Les illustrations sont à la fois expressives et allant à l’essentiel.  Qu’on soit dans le joyeux désordre de la chambre, dans la cuisine bien rangée (ou pourtant, mystère, trône un hibou…), ou dans la forêt, le visage des enfants en dit long sur leurs émotions… Tout se joue en deux couleurs, le vert et le rouge, sur des fonds tantôt très blancs, tantôt très noir : noir du mystère, de l’inconnu, de la forêt au milieu duquel se détache dramatiquement le blanc des enfants, du ciel. Beau contraste et belles oppositions entre des couleurs qui , elles aussi, disent la complémentarité des genres.

Un album tout en nuances, pour évoquer avec douceur et à hauteur d’enfants qui jouent, se promènent, la question du genre, et pour montrer comment il est possible de se respecter et de partager ensemble des moments de plaisir et de joie, dans l’harmonie.

 

Jojo le manchot papou

Jojo le manchot papou
Julia Donaldson et Axel Scheffler
Traduit (anglais) par Emmanuel Gros
Gallimard Jeunesse, janvier 2025

« On ne change pas une équipe qui gagne »

Par Lidia Filippini

Avec Jojo le manchot papou, nous plongeons de nouveau dans l’univers tout en couleurs d’Axel Scheffler. Son trait caractéristique, reconnaissable au premier coup d’œil, a un côté rassurant. Les couleurs vives, le sourire plaqué sur chacun des personnages… c’est un monde dans lequel on aimerait vivre tant tout y paraît joyeux et bienveillant. Le lecteur retrouve en outre des paysages glacés et une baleine qui ressemblent à s’y méprendre à ceux d’un autre album des mêmes auteurs, La Baleine et l’Escargote.
Le texte rimé de Julia Donaldson suit lui aussi la recette habituelle : le protagoniste animal (ici un manchot papou comme l’indique le titre) rêve d’aventure. Il parcourt le monde et rencontre, ce faisant, une galerie de personnages tantôt menaçants (un troupeau de morses), tantôt amicaux (un ours blanc, une sterne). Il traverse des moments difficiles et noue des amitiés sincères ce qui lui permet, en retour, d’en apprendre un peu plus sur lui-même. Arrivé grandi au terme de son voyage, il est prêt à commencer une nouvelle vie.
Il s’agit bel et bien d’un récit initiatique qui suggère à l’enfant de partir lui aussi à la recherche de lui-même, de prendre plaisir à avancer dans la vie, de rebondir après les coups durs pour mieux apprécier les bons moments.
Rien d’original ici, par rapport aux autres albums de Donaldson et Sheffler.

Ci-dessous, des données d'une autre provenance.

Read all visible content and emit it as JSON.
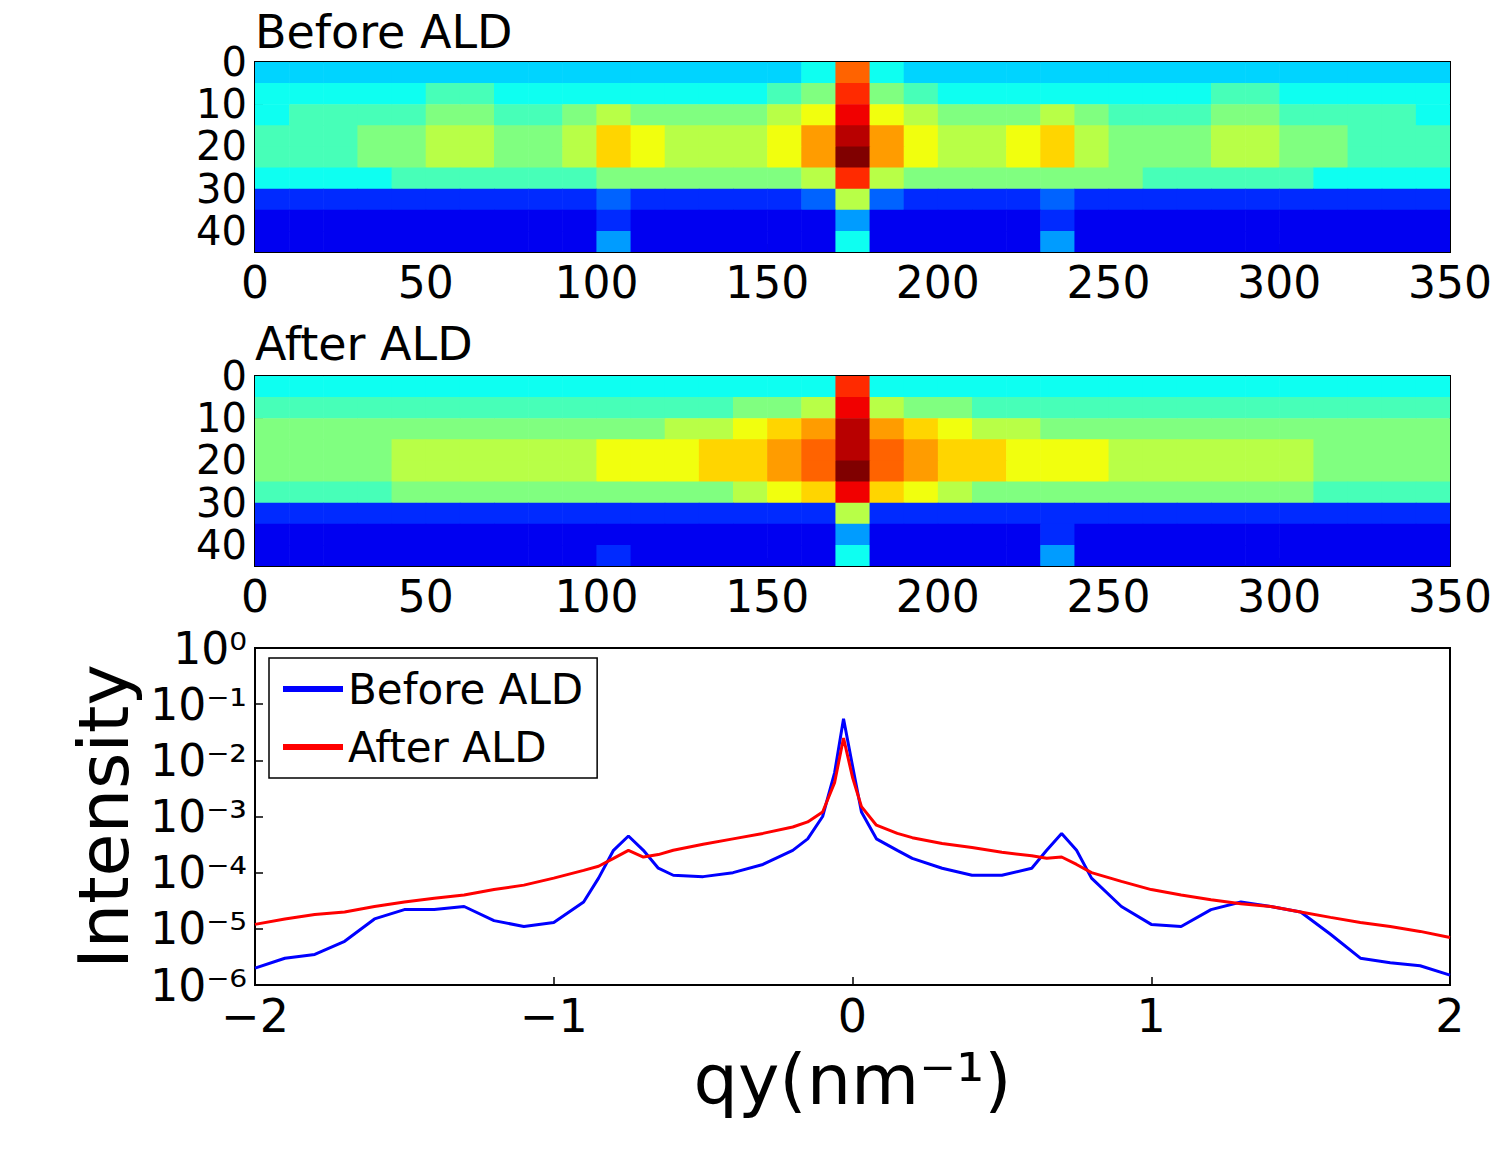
{
  "chart_data": [
    {
      "type": "heatmap",
      "title": "Before ALD",
      "x": [
        5,
        15,
        25,
        35,
        45,
        55,
        65,
        75,
        85,
        95,
        105,
        115,
        125,
        135,
        145,
        155,
        165,
        175,
        185,
        195,
        205,
        215,
        225,
        235,
        245,
        255,
        265,
        275,
        285,
        295,
        305,
        315,
        325,
        335,
        345
      ],
      "y": [
        2.5,
        7.5,
        12.5,
        17.5,
        22.5,
        27.5,
        32.5,
        37.5,
        42.5
      ],
      "cells": [
        [
          3,
          3,
          3,
          3,
          3,
          3,
          3,
          3,
          3,
          3,
          3,
          3,
          3,
          3,
          3,
          3,
          3.5,
          7,
          3.5,
          3,
          3,
          3,
          3,
          3,
          3,
          3,
          3,
          3,
          3,
          3,
          3,
          3,
          3,
          3,
          3
        ],
        [
          3.5,
          3.5,
          3.5,
          3.5,
          3.5,
          4,
          4,
          3.5,
          3.5,
          3.5,
          3.5,
          3.5,
          3.5,
          3.5,
          3.5,
          4,
          4.5,
          7.5,
          4.5,
          4,
          3.5,
          3.5,
          3.5,
          3.5,
          3.5,
          3.5,
          3.5,
          3.5,
          4,
          4,
          3.5,
          3.5,
          3.5,
          3.5,
          3.5
        ],
        [
          3.5,
          4,
          4,
          4,
          4,
          4.5,
          4.5,
          4,
          4,
          4.5,
          5,
          4.5,
          4.5,
          4.5,
          4.5,
          5,
          5.5,
          8,
          5.5,
          5,
          4.5,
          4.5,
          4.5,
          5,
          4.5,
          4,
          4,
          4,
          4.5,
          4.5,
          4,
          4,
          4,
          4,
          3.5
        ],
        [
          4,
          4,
          4,
          4.5,
          4.5,
          5,
          5,
          4.5,
          4.5,
          5,
          6,
          5.5,
          5,
          5,
          5,
          5.5,
          6.5,
          8.5,
          6.5,
          5.5,
          5,
          5,
          5.5,
          6,
          5,
          4.5,
          4.5,
          4.5,
          5,
          5,
          4.5,
          4.5,
          4,
          4,
          4
        ],
        [
          4,
          4,
          4,
          4.5,
          4.5,
          5,
          5,
          4.5,
          4.5,
          5,
          6,
          5.5,
          5,
          5,
          5,
          5.5,
          6.5,
          9,
          6.5,
          5.5,
          5,
          5,
          5.5,
          6,
          5,
          4.5,
          4.5,
          4.5,
          5,
          5,
          4.5,
          4.5,
          4,
          4,
          4
        ],
        [
          3.5,
          3.5,
          3.5,
          3.5,
          4,
          4,
          4,
          4,
          4,
          4,
          4.5,
          4.5,
          4.5,
          4.5,
          4.5,
          4.5,
          5,
          7.5,
          5,
          4.5,
          4.5,
          4.5,
          4.5,
          4.5,
          4.5,
          4.5,
          4,
          4,
          4,
          4,
          4,
          3.5,
          3.5,
          3.5,
          3.5
        ],
        [
          1.5,
          1.5,
          1.5,
          1.5,
          1.5,
          1.5,
          1.5,
          1.5,
          1.5,
          1.5,
          2,
          1.5,
          1.5,
          1.5,
          1.5,
          1.5,
          2,
          5,
          2,
          1.5,
          1.5,
          1.5,
          1.5,
          2,
          1.5,
          1.5,
          1.5,
          1.5,
          1.5,
          1.5,
          1.5,
          1.5,
          1.5,
          1.5,
          1.5
        ],
        [
          1,
          1,
          1,
          1,
          1,
          1,
          1,
          1,
          1,
          1,
          1.5,
          1,
          1,
          1,
          1,
          1,
          1,
          2.5,
          1,
          1,
          1,
          1,
          1,
          1.5,
          1,
          1,
          1,
          1,
          1,
          1,
          1,
          1,
          1,
          1,
          1
        ],
        [
          1,
          1,
          1,
          1,
          1,
          1,
          1,
          1,
          1,
          1,
          2.5,
          1,
          1,
          1,
          1,
          1,
          1,
          3.5,
          1,
          1,
          1,
          1,
          1,
          2.5,
          1,
          1,
          1,
          1,
          1,
          1,
          1,
          1,
          1,
          1,
          1
        ]
      ],
      "zlim": [
        0,
        9
      ],
      "xlim": [
        0,
        350
      ],
      "xticks": [
        0,
        50,
        100,
        150,
        200,
        250,
        300,
        350
      ],
      "ylim": [
        45,
        0
      ],
      "yticks": [
        0,
        10,
        20,
        30,
        40
      ],
      "grid": false
    },
    {
      "type": "heatmap",
      "title": "After ALD",
      "x": [
        5,
        15,
        25,
        35,
        45,
        55,
        65,
        75,
        85,
        95,
        105,
        115,
        125,
        135,
        145,
        155,
        165,
        175,
        185,
        195,
        205,
        215,
        225,
        235,
        245,
        255,
        265,
        275,
        285,
        295,
        305,
        315,
        325,
        335,
        345
      ],
      "y": [
        2.5,
        7.5,
        12.5,
        17.5,
        22.5,
        27.5,
        32.5,
        37.5,
        42.5
      ],
      "cells": [
        [
          3.5,
          3.5,
          3.5,
          3.5,
          3.5,
          3.5,
          3.5,
          3.5,
          3.5,
          3.5,
          3.5,
          3.5,
          3.5,
          3.5,
          3.5,
          3.5,
          3.5,
          7.5,
          3.5,
          3.5,
          3.5,
          3.5,
          3.5,
          3.5,
          3.5,
          3.5,
          3.5,
          3.5,
          3.5,
          3.5,
          3.5,
          3.5,
          3.5,
          3.5,
          3.5
        ],
        [
          4,
          4,
          4,
          4,
          4,
          4,
          4,
          4,
          4,
          4,
          4,
          4,
          4,
          4,
          4.5,
          4.5,
          5,
          8,
          5,
          4.5,
          4.5,
          4,
          4,
          4,
          4,
          4,
          4,
          4,
          4,
          4,
          4,
          4,
          4,
          4,
          4
        ],
        [
          4.5,
          4.5,
          4.5,
          4.5,
          4.5,
          4.5,
          4.5,
          4.5,
          4.5,
          4.5,
          4.5,
          4.5,
          5,
          5,
          5.5,
          6,
          6.5,
          8.5,
          6.5,
          6,
          5.5,
          5,
          5,
          4.5,
          4.5,
          4.5,
          4.5,
          4.5,
          4.5,
          4.5,
          4.5,
          4.5,
          4.5,
          4.5,
          4.5
        ],
        [
          4.5,
          4.5,
          4.5,
          4.5,
          5,
          5,
          5,
          5,
          5,
          5,
          5.5,
          5.5,
          5.5,
          6,
          6,
          6.5,
          7,
          8.5,
          7,
          6.5,
          6,
          6,
          5.5,
          5.5,
          5.5,
          5,
          5,
          5,
          5,
          5,
          5,
          4.5,
          4.5,
          4.5,
          4.5
        ],
        [
          4.5,
          4.5,
          4.5,
          4.5,
          5,
          5,
          5,
          5,
          5,
          5,
          5.5,
          5.5,
          5.5,
          6,
          6,
          6.5,
          7,
          9,
          7,
          6.5,
          6,
          6,
          5.5,
          5.5,
          5.5,
          5,
          5,
          5,
          5,
          5,
          5,
          4.5,
          4.5,
          4.5,
          4.5
        ],
        [
          4,
          4,
          4,
          4,
          4.5,
          4.5,
          4.5,
          4.5,
          4.5,
          4.5,
          4.5,
          4.5,
          4.5,
          4.5,
          5,
          5.5,
          6,
          8,
          6,
          5.5,
          5,
          4.5,
          4.5,
          4.5,
          4.5,
          4.5,
          4.5,
          4.5,
          4.5,
          4.5,
          4.5,
          4,
          4,
          4,
          4
        ],
        [
          1.5,
          1.5,
          1.5,
          1.5,
          1.5,
          1.5,
          1.5,
          1.5,
          1.5,
          1.5,
          1.5,
          1.5,
          1.5,
          1.5,
          1.5,
          1.5,
          1.5,
          5,
          1.5,
          1.5,
          1.5,
          1.5,
          1.5,
          1.5,
          1.5,
          1.5,
          1.5,
          1.5,
          1.5,
          1.5,
          1.5,
          1.5,
          1.5,
          1.5,
          1.5
        ],
        [
          1,
          1,
          1,
          1,
          1,
          1,
          1,
          1,
          1,
          1,
          1,
          1,
          1,
          1,
          1,
          1,
          1,
          2.5,
          1,
          1,
          1,
          1,
          1,
          1.5,
          1,
          1,
          1,
          1,
          1,
          1,
          1,
          1,
          1,
          1,
          1
        ],
        [
          1,
          1,
          1,
          1,
          1,
          1,
          1,
          1,
          1,
          1,
          1.5,
          1,
          1,
          1,
          1,
          1,
          1,
          3.5,
          1,
          1,
          1,
          1,
          1,
          2.5,
          1,
          1,
          1,
          1,
          1,
          1,
          1,
          1,
          1,
          1,
          1
        ]
      ],
      "zlim": [
        0,
        9
      ],
      "xlim": [
        0,
        350
      ],
      "xticks": [
        0,
        50,
        100,
        150,
        200,
        250,
        300,
        350
      ],
      "ylim": [
        45,
        0
      ],
      "yticks": [
        0,
        10,
        20,
        30,
        40
      ],
      "grid": false
    },
    {
      "type": "line",
      "xlabel": "qy(nm⁻¹)",
      "ylabel": "Intensity",
      "x": [
        -2,
        -1.9,
        -1.8,
        -1.7,
        -1.6,
        -1.5,
        -1.4,
        -1.3,
        -1.2,
        -1.1,
        -1.0,
        -0.9,
        -0.85,
        -0.8,
        -0.75,
        -0.7,
        -0.65,
        -0.6,
        -0.5,
        -0.4,
        -0.3,
        -0.2,
        -0.15,
        -0.1,
        -0.06,
        -0.03,
        0,
        0.03,
        0.08,
        0.15,
        0.2,
        0.3,
        0.4,
        0.5,
        0.6,
        0.65,
        0.7,
        0.75,
        0.8,
        0.9,
        1.0,
        1.1,
        1.2,
        1.3,
        1.4,
        1.5,
        1.6,
        1.7,
        1.8,
        1.9,
        2.0
      ],
      "series": [
        {
          "name": "Before ALD",
          "color": "#0000ff",
          "values": [
            2e-06,
            3e-06,
            3.5e-06,
            6e-06,
            1.5e-05,
            2.2e-05,
            2.2e-05,
            2.5e-05,
            1.4e-05,
            1.1e-05,
            1.3e-05,
            3e-05,
            8e-05,
            0.00025,
            0.00045,
            0.00025,
            0.00012,
            9e-05,
            8.5e-05,
            0.0001,
            0.00014,
            0.00025,
            0.0004,
            0.001,
            0.006,
            0.055,
            0.008,
            0.0012,
            0.0004,
            0.00025,
            0.00018,
            0.00012,
            9e-05,
            9e-05,
            0.00012,
            0.00025,
            0.0005,
            0.00025,
            8e-05,
            2.5e-05,
            1.2e-05,
            1.1e-05,
            2.2e-05,
            3e-05,
            2.5e-05,
            2e-05,
            8e-06,
            3e-06,
            2.5e-06,
            2.2e-06,
            1.5e-06
          ]
        },
        {
          "name": "After ALD",
          "color": "#ff0000",
          "values": [
            1.2e-05,
            1.5e-05,
            1.8e-05,
            2e-05,
            2.5e-05,
            3e-05,
            3.5e-05,
            4e-05,
            5e-05,
            6e-05,
            8e-05,
            0.00011,
            0.00013,
            0.00018,
            0.00025,
            0.00019,
            0.00021,
            0.00025,
            0.00032,
            0.0004,
            0.0005,
            0.00065,
            0.0008,
            0.0012,
            0.004,
            0.025,
            0.005,
            0.0015,
            0.0007,
            0.0005,
            0.00042,
            0.00033,
            0.00028,
            0.00023,
            0.0002,
            0.00018,
            0.00019,
            0.00014,
            0.0001,
            7e-05,
            5e-05,
            4e-05,
            3.3e-05,
            2.8e-05,
            2.5e-05,
            2e-05,
            1.6e-05,
            1.3e-05,
            1.1e-05,
            9e-06,
            7e-06
          ]
        }
      ],
      "xlim": [
        -2,
        2
      ],
      "xticks": [
        {
          "value": -2,
          "label": "−2"
        },
        {
          "value": -1,
          "label": "−1"
        },
        0,
        1,
        2
      ],
      "ylim": [
        1e-06,
        1
      ],
      "yticks": [
        {
          "value": 1e-06,
          "label": "10⁻⁶"
        },
        {
          "value": 1e-05,
          "label": "10⁻⁵"
        },
        {
          "value": 0.0001,
          "label": "10⁻⁴"
        },
        {
          "value": 0.001,
          "label": "10⁻³"
        },
        {
          "value": 0.01,
          "label": "10⁻²"
        },
        {
          "value": 0.1,
          "label": "10⁻¹"
        },
        {
          "value": 1,
          "label": "10⁰"
        }
      ],
      "log": "y",
      "legend": "upper left",
      "grid": false
    }
  ]
}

Mais, même s’il manque le petit quelque chose en plus qui a fait le succès de Gruffalo, on prend tout de même un très grand plaisir à suivre Jojo le manchot dans sa recherche du Pôle Sud.

On peut sans doute le mettre en relation avec Le Long Voyage du pingouin vers la jungle, œuvre théâtrale riche et complexe de Jean-Gabriel Nordmann (NDLR).